My understanding is that it is using SIMD CPU extensions, but according to some, at least some of its functionality is making use of multiprocessing (via openMP?). On the other hand, there are lots of questions here on SO (example) about speeding operations on numpy arrays up by using multiprocessing.
I have not seen numpy definitely use multiple cores at once, although it looks as if sometimes two cores (on an 8-core machine) are in use. But I may have been using the "wrong" functions for that, or using them in the wrong way, or maybe my matrices are too small to make it worth it?
The question therefore:
Are there some numpy functions which can use multiple processes on a shared-memory machine, either via openMP or some other means?

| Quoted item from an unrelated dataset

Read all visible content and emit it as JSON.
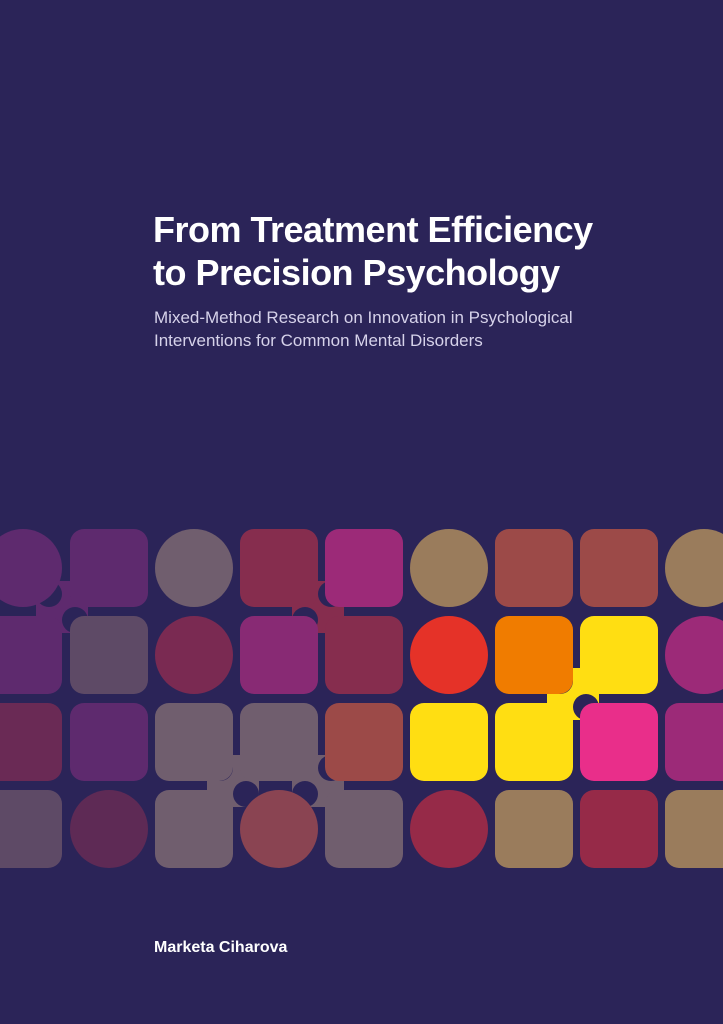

If yes, is there some place in the numpy documentation with a definite list of those functions?
And in that case, is there some documentation on what a user of numpy would have to do to make sure they use all available CPU cores, or some specific predetermined number of cores?
I'm aware that there are libraries which permit splitting numpy arrays and such up across multiple machines or compute nodes, but I suspect the use case for that is either with being able to handle more data than fits into local RAM, or speeding processing up more than what a single multi-core machine can achieve. This is however not what this question is about.
Update
Given the comment by @talonmies (who states that by default there's no such functionality in numpy, and it would depend on LAPACK and BLAS): What's the easiest way to obtain a suitably-compiled numpy version which makes use of multiple CPU cores (and hopefully also SIMD extensions)?
Or is the reason why numpy doesn't usually multiprocess that most people for whom that is important have already switched to using Multiprocessing or things like dask to handle multiple cores explicitly rather than having only the numpy bits accelerated implicitly?